Doch daraus wird nichts. Es ist kein Bauholz verfügbar. Ausgerechnet Bauholz, denn eigentlich hatte die Gemeinde den Bau mit Holzmodulen geplant, um Zeit und Geld zu sparen. Im Mai musste sie notgedrungen eine Änderung der Bauweise beschließen: Jetzt soll die Kita als Massiv-Mauerwerk errichtet werden. Geplanter Zeitpunkt der Fertigstellung: Ende Juni 2023.

"Angespannte Situation beim Hochbau"

Beim Hessischen Städte- und Gemeindebund (HSGB) und auch beim Hessischen Städtetag häufen sich nach Angaben ihrer Sprecher derartige Berichte: Die Stadt Kassel etwa verzeichnet Materialengpässe und steigende Kosten beim Straßenbau: Zum Teil müssen andere Materialien benutzt werden als ursprünglich geplant, zum Teil wollen Bauunternehmen Preise neu verhandeln.

Die Stadt Fulda berichtet auf hr-Anfrage von einer "ausgesprochen angespannten Situation" beim Hochbau, also beim Bau von Brücken, Wohngebäuden oder Schulen. Auch Gebäude der Landesgartenschau 2023 werden wohl teurer. "Die Situation betrifft neben Stahl auch Ziegelsteine, Zement oder Glas, sowie in Folge alle Produkte, die Stahl oder andere Metalle als Einsatzmaterial benötigen." Immer wieder müssten Nachforderungen von Unternehmen geprüft werden, heißt es, was "für alle Parteien sehr zeitaufwändig" ist.

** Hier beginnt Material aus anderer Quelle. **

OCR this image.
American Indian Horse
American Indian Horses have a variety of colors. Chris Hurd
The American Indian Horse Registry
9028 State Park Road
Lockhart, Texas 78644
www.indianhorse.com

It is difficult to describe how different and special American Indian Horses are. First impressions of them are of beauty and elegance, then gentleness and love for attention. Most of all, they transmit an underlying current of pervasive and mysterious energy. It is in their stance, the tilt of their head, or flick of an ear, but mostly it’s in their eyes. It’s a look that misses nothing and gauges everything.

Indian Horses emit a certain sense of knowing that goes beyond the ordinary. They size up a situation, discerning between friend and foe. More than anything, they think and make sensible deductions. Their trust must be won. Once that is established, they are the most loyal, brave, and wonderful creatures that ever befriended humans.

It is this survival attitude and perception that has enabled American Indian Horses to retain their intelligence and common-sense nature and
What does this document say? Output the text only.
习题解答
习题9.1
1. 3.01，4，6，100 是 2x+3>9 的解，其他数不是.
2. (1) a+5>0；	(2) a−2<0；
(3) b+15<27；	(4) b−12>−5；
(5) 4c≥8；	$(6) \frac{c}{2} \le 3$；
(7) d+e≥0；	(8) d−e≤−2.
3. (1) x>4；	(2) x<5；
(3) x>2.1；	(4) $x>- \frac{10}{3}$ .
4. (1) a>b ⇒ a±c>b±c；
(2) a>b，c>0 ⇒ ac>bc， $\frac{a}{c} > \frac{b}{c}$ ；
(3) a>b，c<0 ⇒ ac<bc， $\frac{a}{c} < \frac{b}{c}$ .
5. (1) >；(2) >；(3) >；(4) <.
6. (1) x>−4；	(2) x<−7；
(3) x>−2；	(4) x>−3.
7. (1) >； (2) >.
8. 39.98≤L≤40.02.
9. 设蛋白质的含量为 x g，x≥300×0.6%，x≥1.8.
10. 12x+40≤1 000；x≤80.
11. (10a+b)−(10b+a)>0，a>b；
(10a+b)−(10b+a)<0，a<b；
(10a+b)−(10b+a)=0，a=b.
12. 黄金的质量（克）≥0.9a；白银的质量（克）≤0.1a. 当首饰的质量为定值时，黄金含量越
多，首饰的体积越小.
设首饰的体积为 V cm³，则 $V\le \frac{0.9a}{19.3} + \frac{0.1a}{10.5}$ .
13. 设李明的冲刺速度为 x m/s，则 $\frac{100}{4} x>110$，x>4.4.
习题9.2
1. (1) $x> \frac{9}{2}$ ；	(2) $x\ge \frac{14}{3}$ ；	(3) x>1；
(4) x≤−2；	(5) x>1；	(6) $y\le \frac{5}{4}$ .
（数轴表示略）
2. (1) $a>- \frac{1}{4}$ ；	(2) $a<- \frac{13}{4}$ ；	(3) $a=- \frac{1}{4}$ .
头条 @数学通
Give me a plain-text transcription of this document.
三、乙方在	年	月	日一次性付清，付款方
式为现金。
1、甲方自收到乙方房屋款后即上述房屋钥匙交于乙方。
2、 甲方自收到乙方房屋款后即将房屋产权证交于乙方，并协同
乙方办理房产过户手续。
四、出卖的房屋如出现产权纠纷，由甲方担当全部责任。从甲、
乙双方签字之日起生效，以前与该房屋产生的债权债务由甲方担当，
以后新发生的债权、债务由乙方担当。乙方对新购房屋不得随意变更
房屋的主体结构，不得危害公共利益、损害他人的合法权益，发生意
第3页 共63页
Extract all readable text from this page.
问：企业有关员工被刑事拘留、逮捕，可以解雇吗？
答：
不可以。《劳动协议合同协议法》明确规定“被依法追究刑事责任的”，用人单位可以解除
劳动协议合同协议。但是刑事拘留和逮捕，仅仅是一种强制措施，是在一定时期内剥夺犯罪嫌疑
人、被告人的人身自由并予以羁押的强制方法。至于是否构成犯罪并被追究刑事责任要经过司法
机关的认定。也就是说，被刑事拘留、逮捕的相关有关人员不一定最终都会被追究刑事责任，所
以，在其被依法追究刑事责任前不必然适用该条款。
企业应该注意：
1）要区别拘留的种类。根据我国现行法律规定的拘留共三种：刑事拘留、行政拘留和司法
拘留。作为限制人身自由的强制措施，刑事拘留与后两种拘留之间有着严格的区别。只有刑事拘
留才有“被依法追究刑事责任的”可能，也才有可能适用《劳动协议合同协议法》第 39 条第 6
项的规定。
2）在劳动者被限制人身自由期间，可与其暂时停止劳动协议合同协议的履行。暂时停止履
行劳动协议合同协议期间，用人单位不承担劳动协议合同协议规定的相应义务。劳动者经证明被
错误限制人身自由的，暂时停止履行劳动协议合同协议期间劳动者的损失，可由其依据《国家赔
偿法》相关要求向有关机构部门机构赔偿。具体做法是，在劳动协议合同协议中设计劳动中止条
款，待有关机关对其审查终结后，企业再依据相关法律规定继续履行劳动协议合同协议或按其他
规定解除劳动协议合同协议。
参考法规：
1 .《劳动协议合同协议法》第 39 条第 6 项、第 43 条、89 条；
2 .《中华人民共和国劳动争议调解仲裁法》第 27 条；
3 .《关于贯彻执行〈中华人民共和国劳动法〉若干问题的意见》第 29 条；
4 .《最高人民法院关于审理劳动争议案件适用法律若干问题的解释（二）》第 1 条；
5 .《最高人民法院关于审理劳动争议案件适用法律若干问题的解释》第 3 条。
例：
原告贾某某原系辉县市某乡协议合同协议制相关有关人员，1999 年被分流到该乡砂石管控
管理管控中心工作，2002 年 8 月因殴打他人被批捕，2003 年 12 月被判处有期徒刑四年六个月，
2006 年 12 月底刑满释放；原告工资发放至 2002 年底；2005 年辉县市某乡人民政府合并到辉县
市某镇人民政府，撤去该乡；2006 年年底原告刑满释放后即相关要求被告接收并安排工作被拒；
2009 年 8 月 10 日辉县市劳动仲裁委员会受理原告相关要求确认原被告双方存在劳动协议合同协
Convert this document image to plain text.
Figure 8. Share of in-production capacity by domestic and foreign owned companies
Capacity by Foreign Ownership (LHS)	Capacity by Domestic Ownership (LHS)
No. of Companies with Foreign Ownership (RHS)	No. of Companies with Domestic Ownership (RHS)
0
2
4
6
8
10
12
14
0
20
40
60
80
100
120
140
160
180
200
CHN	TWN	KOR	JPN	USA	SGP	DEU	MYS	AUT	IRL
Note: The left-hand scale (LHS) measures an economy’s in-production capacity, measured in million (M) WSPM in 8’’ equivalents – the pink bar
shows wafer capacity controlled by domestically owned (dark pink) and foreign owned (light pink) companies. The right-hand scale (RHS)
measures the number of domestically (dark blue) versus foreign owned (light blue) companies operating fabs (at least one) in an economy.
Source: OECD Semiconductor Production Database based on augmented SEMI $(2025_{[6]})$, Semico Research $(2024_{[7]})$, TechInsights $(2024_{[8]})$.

Landesgartenschau Fulda ein Jahr vor dem Start

Tagesgeschäft: Nachverhandlungen

Anfragen prüfen ist derzeit auch Kerstin Webers Tagesgeschäft. Die Leiterin der Schulbauabteilung des Lahn-Dill-Kreises ist mit mehreren Bauunternehmen im Gespräch, die über massiv gestiegene Materialpreise klagen und mit ihren ursprünglichen Angeboten nicht mehr zurechtkommen.

97 Schulen an 95 Standorten verantwortet der Kreis als Schulträger, viele davon werden seit Jahren saniert oder neu gebaut. Im vergangenen Sommer mussten 16 Projekte wegen Materialmangels gestoppt werden. Eigentlich sollte es in diesem Jahr weitergehen, doch dann kam der Ukraine-Krieg. Bislang konnte der Kreis nur drei Projekte weiterführen.

Preis für Beton explodiert

Vor allem der Preis für Beton sei explodiert, berichtet Weber, weil die Produktion viel Energie verschlingt. Auch an anderer Stelle schlagen die Energiekosten zu Buche: "Gerade heute hatte ich eine Anfrage, bei der das Unternehmen sich die Materialien zwar vorab schon zu einem Festpreis besorgt hatte - doch durch die hohen Energiekosten sind die Speditionskosten in die Höhe geschossen und nicht mehr im ursprünglich kalkulierten Rahmen", erzählt Weber.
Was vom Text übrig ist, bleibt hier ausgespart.